Monday, October 27, 2014

Reading Response: Independence Hall

Charlene Mires’ Independence Hall in American Memory tells a holistic history of Independence Hall. Mires stated, “If we organize history around buildings, the past we perceive may be limited by the boundaries that we establish.” (Mires, 55) The current historical interpretation of Independence Hall is specific to the American Revolution and Revolutionary ideology represented in documents such as the Declaration of Independence. Mires argues that Independence Hall’s whole history has shaped out memory of it and determined the things that we have forgotten.
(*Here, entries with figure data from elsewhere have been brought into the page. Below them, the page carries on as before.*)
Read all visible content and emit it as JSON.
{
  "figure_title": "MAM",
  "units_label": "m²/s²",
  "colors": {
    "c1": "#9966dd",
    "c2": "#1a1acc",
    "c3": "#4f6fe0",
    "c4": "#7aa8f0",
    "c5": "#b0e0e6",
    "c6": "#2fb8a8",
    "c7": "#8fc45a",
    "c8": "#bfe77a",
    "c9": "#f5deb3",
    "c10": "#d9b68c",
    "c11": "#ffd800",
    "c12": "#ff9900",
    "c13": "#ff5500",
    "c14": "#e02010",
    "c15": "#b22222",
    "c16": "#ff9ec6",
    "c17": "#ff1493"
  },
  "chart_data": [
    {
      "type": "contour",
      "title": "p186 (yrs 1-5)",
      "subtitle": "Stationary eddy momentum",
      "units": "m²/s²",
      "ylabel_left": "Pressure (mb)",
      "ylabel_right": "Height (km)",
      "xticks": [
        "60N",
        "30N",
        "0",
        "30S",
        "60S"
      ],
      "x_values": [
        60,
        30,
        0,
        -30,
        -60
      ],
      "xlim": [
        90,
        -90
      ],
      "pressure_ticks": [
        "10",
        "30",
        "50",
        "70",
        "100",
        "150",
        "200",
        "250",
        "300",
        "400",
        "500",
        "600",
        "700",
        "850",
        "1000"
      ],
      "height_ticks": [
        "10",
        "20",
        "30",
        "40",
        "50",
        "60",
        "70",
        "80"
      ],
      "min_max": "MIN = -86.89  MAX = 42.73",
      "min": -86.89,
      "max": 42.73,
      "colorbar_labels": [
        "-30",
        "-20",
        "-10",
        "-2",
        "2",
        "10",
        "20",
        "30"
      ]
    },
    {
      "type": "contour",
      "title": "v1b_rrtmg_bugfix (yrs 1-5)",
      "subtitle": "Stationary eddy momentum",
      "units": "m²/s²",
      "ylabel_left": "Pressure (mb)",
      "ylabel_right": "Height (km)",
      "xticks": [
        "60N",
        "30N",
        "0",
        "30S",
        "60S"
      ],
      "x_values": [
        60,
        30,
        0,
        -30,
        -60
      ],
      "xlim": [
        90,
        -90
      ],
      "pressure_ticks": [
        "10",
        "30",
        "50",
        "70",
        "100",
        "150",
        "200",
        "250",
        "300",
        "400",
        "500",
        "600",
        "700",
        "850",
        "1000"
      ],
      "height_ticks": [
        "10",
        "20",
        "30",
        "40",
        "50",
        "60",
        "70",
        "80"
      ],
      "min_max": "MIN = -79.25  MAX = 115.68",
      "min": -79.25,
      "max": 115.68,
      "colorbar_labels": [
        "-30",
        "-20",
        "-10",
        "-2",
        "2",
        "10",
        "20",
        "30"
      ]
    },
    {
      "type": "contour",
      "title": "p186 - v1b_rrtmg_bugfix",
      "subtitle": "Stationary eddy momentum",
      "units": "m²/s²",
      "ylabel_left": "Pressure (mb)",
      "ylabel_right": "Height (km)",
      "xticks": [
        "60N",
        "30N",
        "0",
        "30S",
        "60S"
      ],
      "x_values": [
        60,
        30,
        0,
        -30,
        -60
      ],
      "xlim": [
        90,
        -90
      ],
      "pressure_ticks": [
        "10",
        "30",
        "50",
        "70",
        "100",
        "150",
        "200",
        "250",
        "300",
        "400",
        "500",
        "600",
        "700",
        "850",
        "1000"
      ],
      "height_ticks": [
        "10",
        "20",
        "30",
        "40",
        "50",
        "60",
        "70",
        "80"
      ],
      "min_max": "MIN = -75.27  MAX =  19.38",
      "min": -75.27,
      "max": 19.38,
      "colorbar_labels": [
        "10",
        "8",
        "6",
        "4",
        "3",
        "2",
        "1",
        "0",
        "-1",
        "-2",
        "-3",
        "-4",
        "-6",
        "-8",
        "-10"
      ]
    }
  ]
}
The first third of the book was a little slow for me. Mires uses a lot of space pointing out ironies and contradictions between the popular vision of American Revolutionary ideals and the history. As a reader, I do not react well to an author telling me that something is surprising when the surprise is based on an assumption that I only believe in the most simplified, glorious version of the American Revolution. I would rather the author just tell me the history and let my surprise come naturally. Thankfully, Mires did this once she got beyond the revolution and delved more into the memory and interpretation of Independence Hall. Mires told this part of the story in such a way as to place the current popular interpretation of Independence Hall within context. Studying memory, it may have been easier and more natural for Mires to write the story after the Revolution, the prime focus of memory around the site, than to write about the earlier history.
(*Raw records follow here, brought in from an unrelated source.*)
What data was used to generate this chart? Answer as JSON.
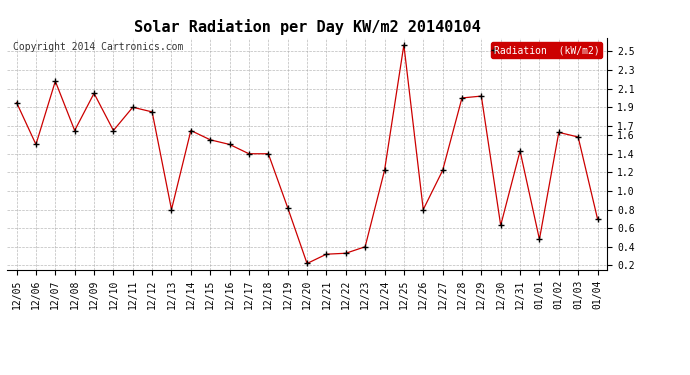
{
  "title": "Solar Radiation per Day KW/m2 20140104",
  "copyright_text": "Copyright 2014 Cartronics.com",
  "legend_label": "Radiation  (kW/m2)",
  "dates": [
    "12/05",
    "12/06",
    "12/07",
    "12/08",
    "12/09",
    "12/10",
    "12/11",
    "12/12",
    "12/13",
    "12/14",
    "12/15",
    "12/16",
    "12/17",
    "12/18",
    "12/19",
    "12/20",
    "12/21",
    "12/22",
    "12/23",
    "12/24",
    "12/25",
    "12/26",
    "12/27",
    "12/28",
    "12/29",
    "12/30",
    "12/31",
    "01/01",
    "01/02",
    "01/03",
    "01/04"
  ],
  "values": [
    1.95,
    1.5,
    2.18,
    1.65,
    2.05,
    1.65,
    1.9,
    1.85,
    0.8,
    1.65,
    1.55,
    1.5,
    1.4,
    1.4,
    0.82,
    0.22,
    0.32,
    0.33,
    0.4,
    1.22,
    2.57,
    0.8,
    1.22,
    2.0,
    2.02,
    0.63,
    1.43,
    0.48,
    1.63,
    1.58,
    0.7
  ],
  "line_color": "#cc0000",
  "marker_color": "#000000",
  "bg_color": "#ffffff",
  "grid_color": "#aaaaaa",
  "legend_bg": "#cc0000",
  "legend_fg": "#ffffff",
  "title_fontsize": 11,
  "tick_fontsize": 7,
  "copyright_fontsize": 7,
  "legend_fontsize": 7,
  "ylim": [
    0.15,
    2.65
  ],
  "yticks": [
    0.2,
    0.4,
    0.6,
    0.8,
    1.0,
    1.2,
    1.4,
    1.6,
    1.7,
    1.9,
    2.1,
    2.3,
    2.5
  ]
}
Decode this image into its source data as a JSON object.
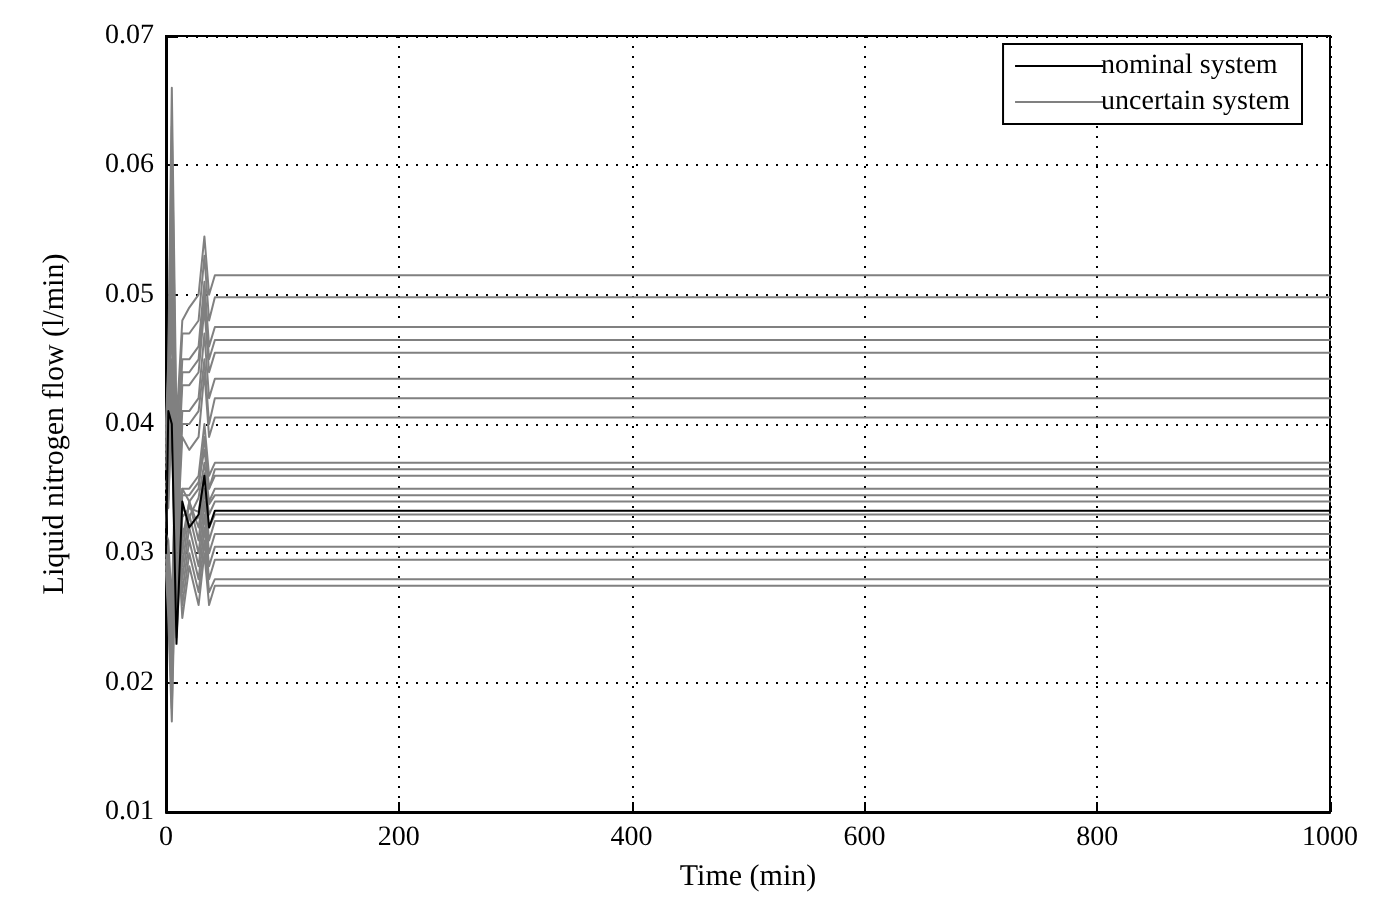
{
  "chart_data": {
    "type": "line",
    "xlabel": "Time (min)",
    "ylabel": "Liquid nitrogen flow (l/min)",
    "x": [
      0,
      2,
      5,
      9,
      14,
      20,
      28,
      33,
      37,
      42,
      1000
    ],
    "xlim": [
      0,
      1000
    ],
    "xticks": [
      0,
      200,
      400,
      600,
      800,
      1000
    ],
    "ylim": [
      0.01,
      0.07
    ],
    "yticks": [
      0.01,
      0.02,
      0.03,
      0.04,
      0.05,
      0.06,
      0.07
    ],
    "grid": true,
    "legend": "top right",
    "marker": "none",
    "line_style": "solid",
    "series": [
      {
        "name": "nominal system",
        "color": "#000000",
        "values": [
          0.03,
          0.041,
          0.04,
          0.023,
          0.034,
          0.032,
          0.033,
          0.036,
          0.032,
          0.0333,
          0.0333
        ]
      },
      {
        "name": "uncertain system",
        "color": "#808080",
        "values": [
          0.04,
          0.045,
          0.066,
          0.04,
          0.048,
          0.049,
          0.05,
          0.0545,
          0.05,
          0.0515,
          0.0515
        ]
      },
      {
        "color": "#808080",
        "values": [
          0.0395,
          0.044,
          0.063,
          0.038,
          0.047,
          0.047,
          0.048,
          0.053,
          0.048,
          0.0498,
          0.0498
        ]
      },
      {
        "color": "#808080",
        "values": [
          0.039,
          0.043,
          0.06,
          0.036,
          0.045,
          0.045,
          0.046,
          0.051,
          0.046,
          0.0475,
          0.0475
        ]
      },
      {
        "color": "#808080",
        "values": [
          0.0385,
          0.042,
          0.058,
          0.035,
          0.044,
          0.044,
          0.045,
          0.05,
          0.045,
          0.0465,
          0.0465
        ]
      },
      {
        "color": "#808080",
        "values": [
          0.038,
          0.041,
          0.056,
          0.034,
          0.043,
          0.043,
          0.044,
          0.049,
          0.044,
          0.0455,
          0.0455
        ]
      },
      {
        "color": "#808080",
        "values": [
          0.0375,
          0.04,
          0.053,
          0.032,
          0.041,
          0.041,
          0.042,
          0.047,
          0.042,
          0.0435,
          0.0435
        ]
      },
      {
        "color": "#808080",
        "values": [
          0.037,
          0.039,
          0.051,
          0.031,
          0.04,
          0.04,
          0.041,
          0.045,
          0.04,
          0.042,
          0.042
        ]
      },
      {
        "color": "#808080",
        "values": [
          0.0365,
          0.038,
          0.049,
          0.03,
          0.039,
          0.038,
          0.039,
          0.044,
          0.039,
          0.0405,
          0.0405
        ]
      },
      {
        "color": "#808080",
        "values": [
          0.0355,
          0.036,
          0.045,
          0.028,
          0.035,
          0.035,
          0.036,
          0.04,
          0.036,
          0.037,
          0.037
        ]
      },
      {
        "color": "#808080",
        "values": [
          0.035,
          0.0365,
          0.044,
          0.027,
          0.035,
          0.034,
          0.035,
          0.039,
          0.035,
          0.0365,
          0.0365
        ]
      },
      {
        "color": "#808080",
        "values": [
          0.0345,
          0.035,
          0.043,
          0.026,
          0.0345,
          0.0345,
          0.0355,
          0.038,
          0.035,
          0.036,
          0.036
        ]
      },
      {
        "color": "#808080",
        "values": [
          0.034,
          0.0335,
          0.042,
          0.025,
          0.0335,
          0.0328,
          0.0343,
          0.037,
          0.034,
          0.035,
          0.035
        ]
      },
      {
        "color": "#808080",
        "values": [
          0.0325,
          0.0342,
          0.041,
          0.0245,
          0.0328,
          0.0335,
          0.0332,
          0.0362,
          0.0338,
          0.0345,
          0.0345
        ]
      },
      {
        "color": "#808080",
        "values": [
          0.032,
          0.0358,
          0.0398,
          0.0235,
          0.0318,
          0.0322,
          0.0328,
          0.036,
          0.033,
          0.034,
          0.034
        ]
      },
      {
        "color": "#808080",
        "values": [
          0.0315,
          0.031,
          0.026,
          0.04,
          0.031,
          0.034,
          0.032,
          0.035,
          0.032,
          0.033,
          0.033
        ]
      },
      {
        "color": "#808080",
        "values": [
          0.031,
          0.03,
          0.025,
          0.039,
          0.03,
          0.034,
          0.031,
          0.035,
          0.031,
          0.0325,
          0.0325
        ]
      },
      {
        "color": "#808080",
        "values": [
          0.0305,
          0.029,
          0.023,
          0.038,
          0.029,
          0.033,
          0.03,
          0.034,
          0.03,
          0.0315,
          0.0315
        ]
      },
      {
        "color": "#808080",
        "values": [
          0.03,
          0.028,
          0.022,
          0.037,
          0.028,
          0.032,
          0.029,
          0.033,
          0.029,
          0.0305,
          0.0305
        ]
      },
      {
        "color": "#808080",
        "values": [
          0.0295,
          0.027,
          0.02,
          0.036,
          0.027,
          0.031,
          0.028,
          0.032,
          0.028,
          0.0295,
          0.0295
        ]
      },
      {
        "color": "#808080",
        "values": [
          0.029,
          0.026,
          0.018,
          0.034,
          0.026,
          0.03,
          0.027,
          0.031,
          0.027,
          0.028,
          0.028
        ]
      },
      {
        "color": "#808080",
        "values": [
          0.0285,
          0.025,
          0.017,
          0.033,
          0.025,
          0.029,
          0.026,
          0.03,
          0.026,
          0.0275,
          0.0275
        ]
      }
    ]
  }
}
One of the most effective aspects Mires’ story begins with Chapter 4, “Shrine: Slavery, Nativism, and the Forgotten History of the Nineteenth Century.” In this chapter, Mires begins the story of how Philadelphians used Independence Hall (and later mostly the liberty bell) as a place to support their personal view of freedom and liberty. The people that used Independence Hall included nationalists, labor workers, European immigrants, and African Americans. Late in the nineteenth century, after the centennial, the vision of Independence Hall became dominated by idealist interpretations of the Revolution and nation’s founding. This transition, that shows active changes in interpretations, adds the depth to the story that Mires set about to tell.
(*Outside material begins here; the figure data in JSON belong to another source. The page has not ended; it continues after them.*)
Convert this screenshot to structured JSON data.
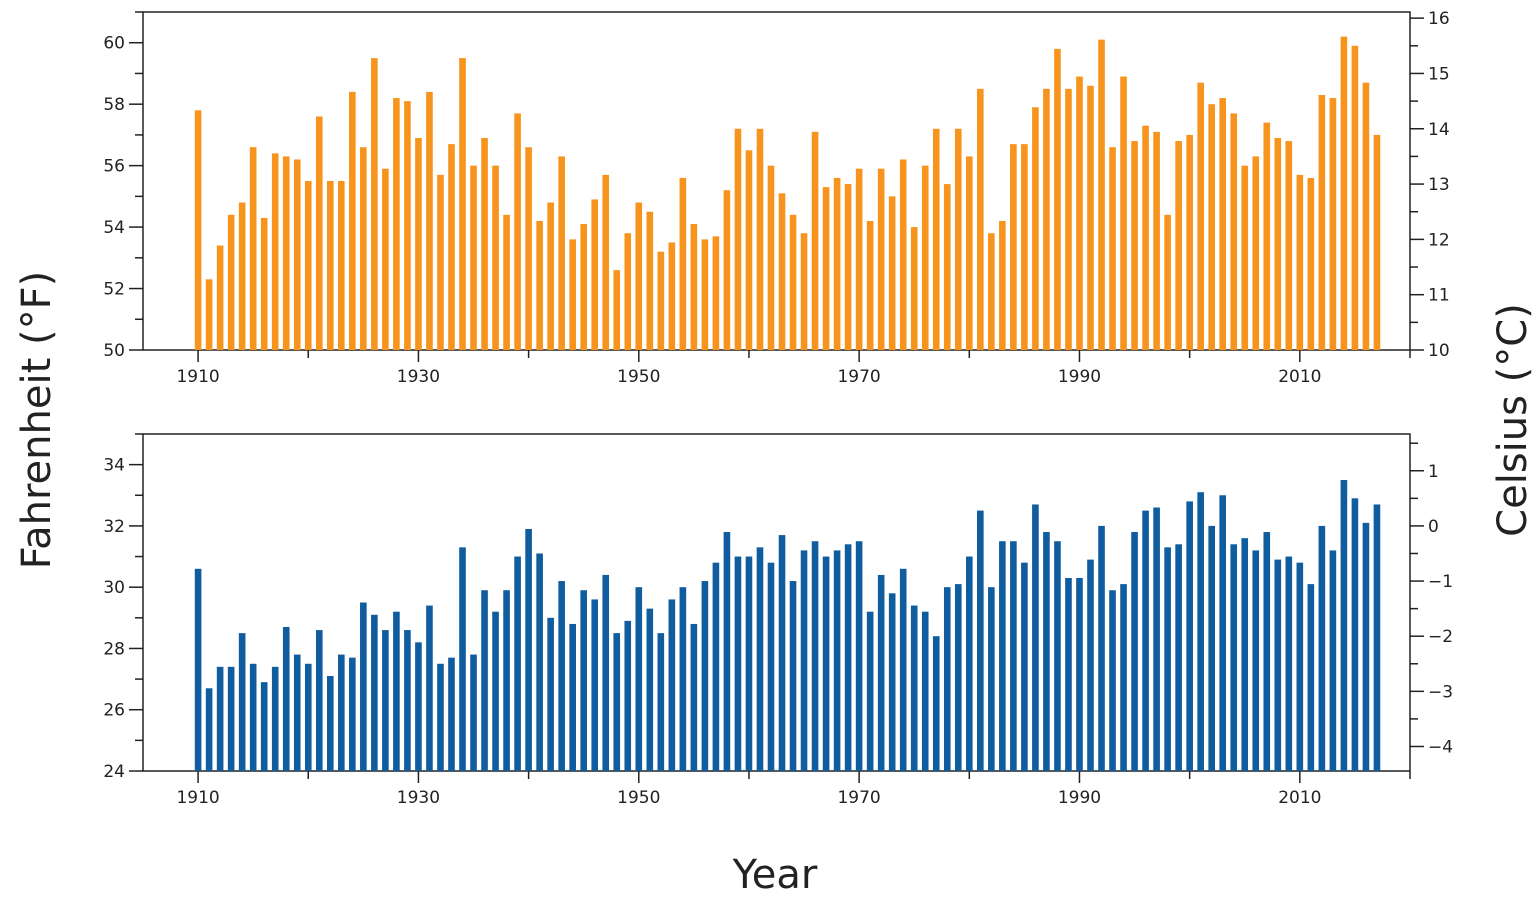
{
  "labels": {
    "ylabel_left": "Fahrenheit (°F)",
    "ylabel_right": "Celsius (°C)",
    "xlabel": "Year"
  },
  "chart_data": [
    {
      "type": "bar",
      "color": "#f7941d",
      "ylabel": "Fahrenheit (°F)",
      "ylabel_right": "Celsius (°C)",
      "xlabel": "",
      "x_ticks": [
        1910,
        1930,
        1950,
        1970,
        1990,
        2010
      ],
      "xlim": [
        1905,
        2020
      ],
      "ylim": [
        50,
        61
      ],
      "y_ticks": [
        50,
        52,
        54,
        56,
        58,
        60
      ],
      "y_ticks_right_celsius": [
        10,
        11,
        12,
        13,
        14,
        15,
        16
      ],
      "x": [
        1910,
        1911,
        1912,
        1913,
        1914,
        1915,
        1916,
        1917,
        1918,
        1919,
        1920,
        1921,
        1922,
        1923,
        1924,
        1925,
        1926,
        1927,
        1928,
        1929,
        1930,
        1931,
        1932,
        1933,
        1934,
        1935,
        1936,
        1937,
        1938,
        1939,
        1940,
        1941,
        1942,
        1943,
        1944,
        1945,
        1946,
        1947,
        1948,
        1949,
        1950,
        1951,
        1952,
        1953,
        1954,
        1955,
        1956,
        1957,
        1958,
        1959,
        1960,
        1961,
        1962,
        1963,
        1964,
        1965,
        1966,
        1967,
        1968,
        1969,
        1970,
        1971,
        1972,
        1973,
        1974,
        1975,
        1976,
        1977,
        1978,
        1979,
        1980,
        1981,
        1982,
        1983,
        1984,
        1985,
        1986,
        1987,
        1988,
        1989,
        1990,
        1991,
        1992,
        1993,
        1994,
        1995,
        1996,
        1997,
        1998,
        1999,
        2000,
        2001,
        2002,
        2003,
        2004,
        2005,
        2006,
        2007,
        2008,
        2009,
        2010,
        2011,
        2012,
        2013,
        2014,
        2015,
        2016,
        2017
      ],
      "values": [
        57.8,
        52.3,
        53.4,
        54.4,
        54.8,
        56.6,
        54.3,
        56.4,
        56.3,
        56.2,
        55.5,
        57.6,
        55.5,
        55.5,
        58.4,
        56.6,
        59.5,
        55.9,
        58.2,
        58.1,
        56.9,
        58.4,
        55.7,
        56.7,
        59.5,
        56.0,
        56.9,
        56.0,
        54.4,
        57.7,
        56.6,
        54.2,
        54.8,
        56.3,
        53.6,
        54.1,
        54.9,
        55.7,
        52.6,
        53.8,
        54.8,
        54.5,
        53.2,
        53.5,
        55.6,
        54.1,
        53.6,
        53.7,
        55.2,
        57.2,
        56.5,
        57.2,
        56.0,
        55.1,
        54.4,
        53.8,
        57.1,
        55.3,
        55.6,
        55.4,
        55.9,
        54.2,
        55.9,
        55.0,
        56.2,
        54.0,
        56.0,
        57.2,
        55.4,
        57.2,
        56.3,
        58.5,
        53.8,
        54.2,
        56.7,
        56.7,
        57.9,
        58.5,
        59.8,
        58.5,
        58.9,
        58.6,
        60.1,
        56.6,
        58.9,
        56.8,
        57.3,
        57.1,
        54.4,
        56.8,
        57.0,
        58.7,
        58.0,
        58.2,
        57.7,
        56.0,
        56.3,
        57.4,
        56.9,
        56.8,
        55.7,
        55.6,
        58.3,
        58.2,
        60.2,
        59.9,
        58.7,
        57.0
      ]
    },
    {
      "type": "bar",
      "color": "#0f5c9e",
      "ylabel": "Fahrenheit (°F)",
      "ylabel_right": "Celsius (°C)",
      "xlabel": "Year",
      "x_ticks": [
        1910,
        1930,
        1950,
        1970,
        1990,
        2010
      ],
      "xlim": [
        1905,
        2020
      ],
      "ylim": [
        24,
        35
      ],
      "y_ticks": [
        24,
        26,
        28,
        30,
        32,
        34
      ],
      "y_ticks_right_celsius": [
        -4,
        -3,
        -2,
        -1,
        0,
        1
      ],
      "x": [
        1910,
        1911,
        1912,
        1913,
        1914,
        1915,
        1916,
        1917,
        1918,
        1919,
        1920,
        1921,
        1922,
        1923,
        1924,
        1925,
        1926,
        1927,
        1928,
        1929,
        1930,
        1931,
        1932,
        1933,
        1934,
        1935,
        1936,
        1937,
        1938,
        1939,
        1940,
        1941,
        1942,
        1943,
        1944,
        1945,
        1946,
        1947,
        1948,
        1949,
        1950,
        1951,
        1952,
        1953,
        1954,
        1955,
        1956,
        1957,
        1958,
        1959,
        1960,
        1961,
        1962,
        1963,
        1964,
        1965,
        1966,
        1967,
        1968,
        1969,
        1970,
        1971,
        1972,
        1973,
        1974,
        1975,
        1976,
        1977,
        1978,
        1979,
        1980,
        1981,
        1982,
        1983,
        1984,
        1985,
        1986,
        1987,
        1988,
        1989,
        1990,
        1991,
        1992,
        1993,
        1994,
        1995,
        1996,
        1997,
        1998,
        1999,
        2000,
        2001,
        2002,
        2003,
        2004,
        2005,
        2006,
        2007,
        2008,
        2009,
        2010,
        2011,
        2012,
        2013,
        2014,
        2015,
        2016,
        2017
      ],
      "values": [
        30.6,
        26.7,
        27.4,
        27.4,
        28.5,
        27.5,
        26.9,
        27.4,
        28.7,
        27.8,
        27.5,
        28.6,
        27.1,
        27.8,
        27.7,
        29.5,
        29.1,
        28.6,
        29.2,
        28.6,
        28.2,
        29.4,
        27.5,
        27.7,
        31.3,
        27.8,
        29.9,
        29.2,
        29.9,
        31.0,
        31.9,
        31.1,
        29.0,
        30.2,
        28.8,
        29.9,
        29.6,
        30.4,
        28.5,
        28.9,
        30.0,
        29.3,
        28.5,
        29.6,
        30.0,
        28.8,
        30.2,
        30.8,
        31.8,
        31.0,
        31.0,
        31.3,
        30.8,
        31.7,
        30.2,
        31.2,
        31.5,
        31.0,
        31.2,
        31.4,
        31.5,
        29.2,
        30.4,
        29.8,
        30.6,
        29.4,
        29.2,
        28.4,
        30.0,
        30.1,
        31.0,
        32.5,
        30.0,
        31.5,
        31.5,
        30.8,
        32.7,
        31.8,
        31.5,
        30.3,
        30.3,
        30.9,
        32.0,
        29.9,
        30.1,
        31.8,
        32.5,
        32.6,
        31.3,
        31.4,
        32.8,
        33.1,
        32.0,
        33.0,
        31.4,
        31.6,
        31.2,
        31.8,
        30.9,
        31.0,
        30.8,
        30.1,
        32.0,
        31.2,
        33.5,
        32.9,
        32.1,
        32.7
      ]
    }
  ]
}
The other part of the book that caught my interest, and is relevant to our class project, is Mires’ account of the development of the museum at Independence Hall. Robert Tempest IV gave the Tempest Powder Horn to Independence Hall at this time. The background to the collection the Mires gives is very useful for putting Tempest IV’s gift in context.  
All in all, despite the rocky beginning, this book contains a lot of thought provoking history. For our upcoming visit to Independence Hall, the variety of activity that has gone into thinking about the meaning of this building since Lafayette’s visit in 1826 will put the current interpretation into a wider perspective.


Reading

Mires, Charlene. Independence Hall in American Memory. Philadelphia: University of Pennsylvania Press, 2011.